Aile saadetinin temeli “güzel ahlâk”tır. Erkek ve kız tarafı “güzel ahlâklı” olurlarsa, o yuvada huzur olur, saadet olur.
Terbiyeli, nezaketli, güzel ahlâklı kadın; tasarrufa riayet eder, çocuklarını sever, kocasının malını, şerefini ve namusunu korur. Böyle bir hanım ailede saadet kaynağıdır.
Ahlâkça kaba, ev işlerinde beceriksiz, döküm saçım, hesapta tutumlu olmayan, israfçı bir kadının olduğu yuvada huzur, sevgi, bereket ve saadet olmaz.
İmam Gazâlî, altı çeşit kötü huy sayarak, bu huylara sahip kadınlardan uzak durmayı tavsiye etmektedir. O kötü huylar şunlardır:
1. Çokça inlemek, şikayette bulunmak, daima başı ağrı- yormuş gibi başını sarmak suretiyle naz yapmak. Bu bakımdan hastalıklı olan veya yapmacıktan kendini hasta gösteren bir kadınla evlenmekte hiç bir hayır yoktur.
2. Kocasına karşı, “Ben senin için şunu yaptım, bunu yaptım.” demek suretiyle başa kakmak.
3. Başka bir adamın sevgisiyle yanıp tutuşmak veya başka bir kocadan olan çocuğunun sevgisiyle yanmak. Bu hanımdan da sakınmak ve böyle bir hanımla evlenmemek gerekir.
4. Her şeye göz dikip istemek. Böyle bir hanımın oburluğu, kocasını gücünün yetmeyeceği yüklerin altına sokar.
5. Sun’î bir güzellik için bütün gün boyunca yüzünü süslemek için çalışmak. Kocasıyla beraber sofrada oturup yemekten hoşlanmamak. Bu nevi kadın tek başına yer ve her şeyde müstakil bir paya sahip olmak ister.
6. Çenesi düşük olmak ve çokça konuşmak. (İhya-i Ulûmi’d-Din, c.2/108)
Hz. Ali (r.a.) şöyle demektedir:
“Üç durum vardır ki, erkekler için kötü; fakat kadınlar için iyi sayılır: (1) Cimri olmak, (2) Kendini beğenmek, (3) Korkak olmaktır.”

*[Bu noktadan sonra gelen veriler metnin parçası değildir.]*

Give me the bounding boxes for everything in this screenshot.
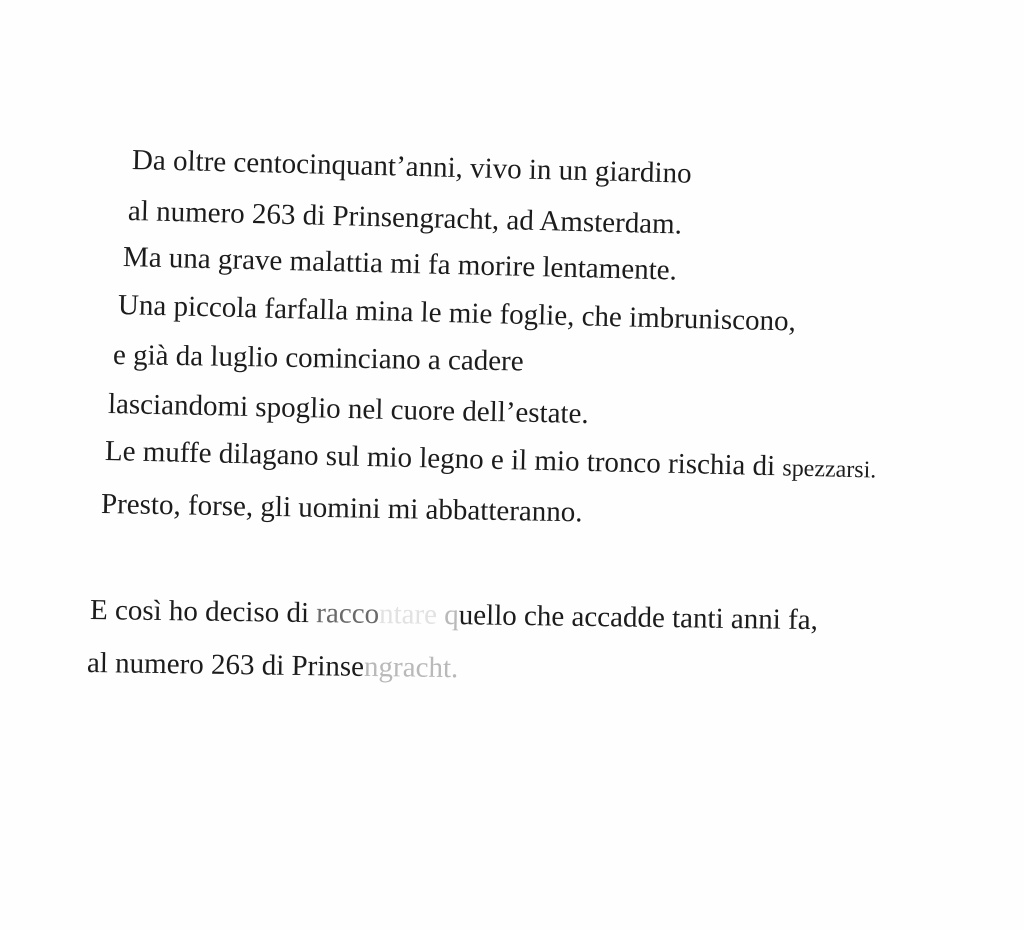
text-line bbox=[108, 390, 589, 429]
text-line bbox=[87, 649, 459, 683]
text-span: q bbox=[444, 598, 460, 632]
text-line bbox=[118, 291, 797, 337]
text-line bbox=[128, 197, 683, 240]
text-span: Una piccola farfalla mina le mie foglie, che imbruniscono, bbox=[117, 289, 797, 338]
text-span: spezzarsi. bbox=[782, 455, 877, 484]
text-span: al numero 263 di Prinse bbox=[86, 647, 365, 683]
text-line bbox=[105, 437, 877, 483]
text-line bbox=[113, 341, 524, 376]
text-span: lasciandomi spoglio nel cuore dell’estate. bbox=[107, 388, 590, 431]
text-line bbox=[101, 490, 583, 527]
text-span: al numero 263 di Prinsengracht, ad Amsterdam. bbox=[127, 195, 683, 241]
text-span: uello che accadde tanti anni fa, bbox=[458, 599, 819, 637]
text-span: ngracht. bbox=[363, 650, 459, 685]
text-line bbox=[90, 596, 818, 635]
text-span: Le muffe dilagano sul mio legno e il mio tronco rischia di bbox=[104, 435, 783, 483]
text-span: ntare bbox=[378, 598, 445, 631]
text-span: racco bbox=[316, 597, 380, 631]
text-line bbox=[132, 146, 692, 189]
text-span: Ma una grave malattia mi fa morire lentamente. bbox=[122, 241, 678, 287]
text-span: E così ho deciso di bbox=[89, 594, 317, 630]
text-span: Da oltre centocinquant’anni, vivo in un giardino bbox=[131, 144, 692, 190]
text-span: Presto, forse, gli uomini mi abbatteranno. bbox=[100, 488, 583, 529]
text-span: e già da luglio cominciano a cadere bbox=[112, 339, 524, 378]
text-line bbox=[123, 243, 678, 286]
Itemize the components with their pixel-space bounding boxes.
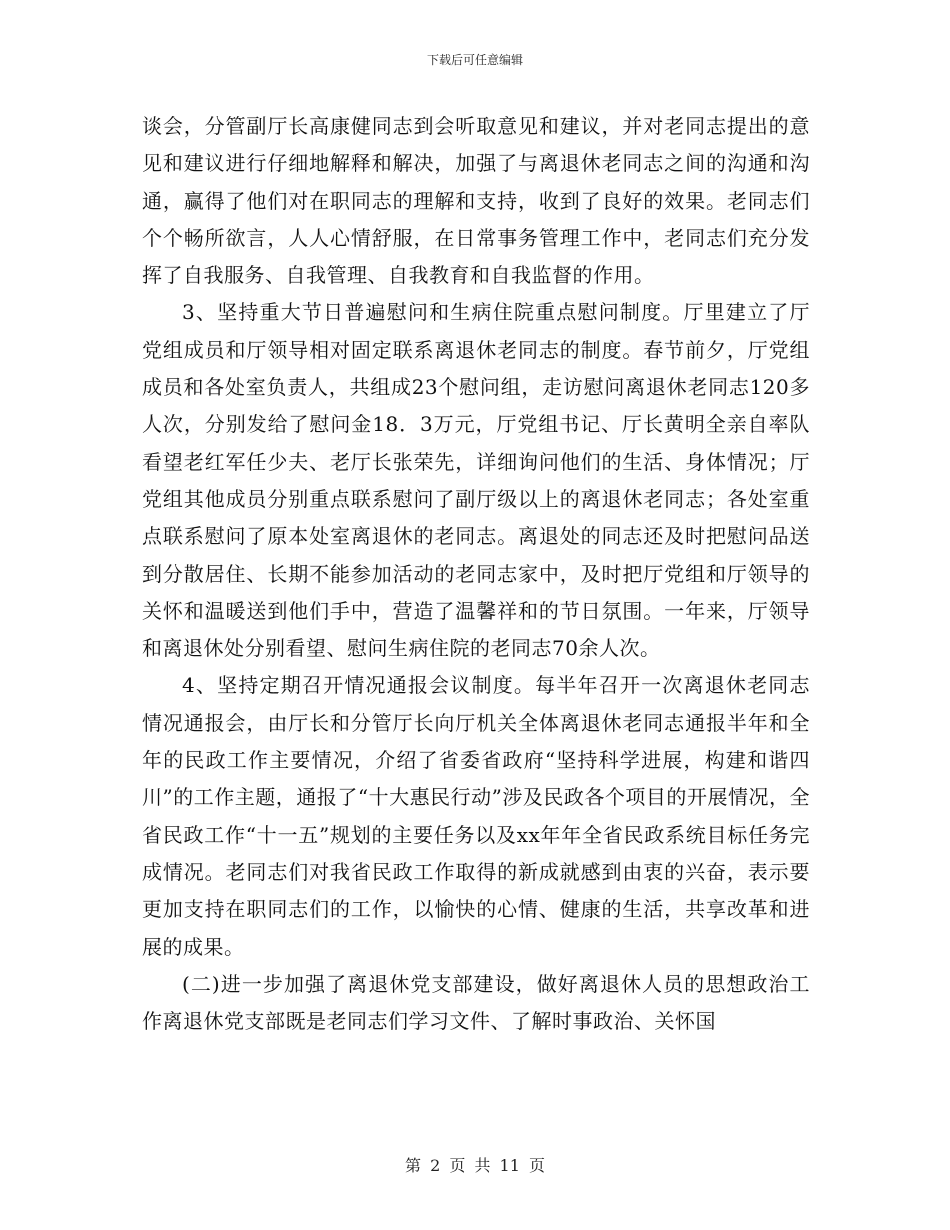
document-body xyxy=(142,108,810,1040)
page-number: 第 2 页 共 11 页 xyxy=(405,1156,545,1175)
page-header: 下载后可任意编辑 xyxy=(426,53,523,67)
paragraph-item-4: 4、坚持定期召开情况通报会议制度。每半年召开一次离退休老同志情况通报会，由厅长和分管厅长向厅机关全体离退休老同志通报半年和全年的民政工作主要情况，介绍了省委省政府“坚持科学进展，构建和谐四川”的工作主题，通报了“十大惠民行动”涉及民政各个项目的开展情况，全省民政工作“十一五”规划的主要任务以及xx年年全省民政系统目标任务完成情况。老同志们对我省民政工作取得的新成就感到由衷的兴奋，表示要更加支持在职同志们的工作，以愉快的心情、健康的生活，共享改革和进展的成果。 xyxy=(142,673,810,959)
paragraph-item-3: 3、坚持重大节日普遍慰问和生病住院重点慰问制度。厅里建立了厅党组成员和厅领导相对固定联系离退休老同志的制度。春节前夕，厅党组成员和各处室负责人，共组成23个慰问组，走访慰问离退休老同志120多人次，分别发给了慰问金18．3万元，厅党组书记、厅长黄明全亲自率队看望老红军任少夫、老厅长张荣先，详细询问他们的生活、身体情况；厅党组其他成员分别重点联系慰问了副厅级以上的离退休老同志；各处室重点联系慰问了原本处室离退休的老同志。离退处的同志还及时把慰问品送到分散居住、长期不能参加活动的老同志家中，及时把厅党组和厅领导的关怀和温暖送到他们手中，营造了温馨祥和的节日氛围。一年来，厅领导和离退休处分别看望、慰问生病住院的老同志70余人次。 xyxy=(142,300,810,661)
paragraph-section-2: (二)进一步加强了离退休党支部建设，做好离退休人员的思想政治工作离退休党支部既是老同志们学习文件、了解时事政治、关怀国 xyxy=(142,971,810,1034)
paragraph-continuation: 谈会，分管副厅长高康健同志到会听取意见和建议，并对老同志提出的意见和建议进行仔细地解释和解决，加强了与离退休老同志之间的沟通和沟通，赢得了他们对在职同志的理解和支持，收到了良好的效果。老同志们个个畅所欲言，人人心情舒服，在日常事务管理工作中，老同志们充分发挥了自我服务、自我管理、自我教育和自我监督的作用。 xyxy=(142,114,810,288)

Kadın cimri olduğu zaman kocasının malını korur. Kendisini beğendiği zaman kocasının dışındaki erkeklerle şüphe verici ve yumuşak bir şekilde konuşmaz. Korkak olduğu zaman da her şeyden korkar, evinden çıkmaz.
Aksi durum ise, kadınlar için “kötü huy” sayılır. Yani saçıp savurmak, korkmayıp dışarıda dolaşmak, evinde oturmaktan hoşlanmamak kadınlar için iyi haslet değildir.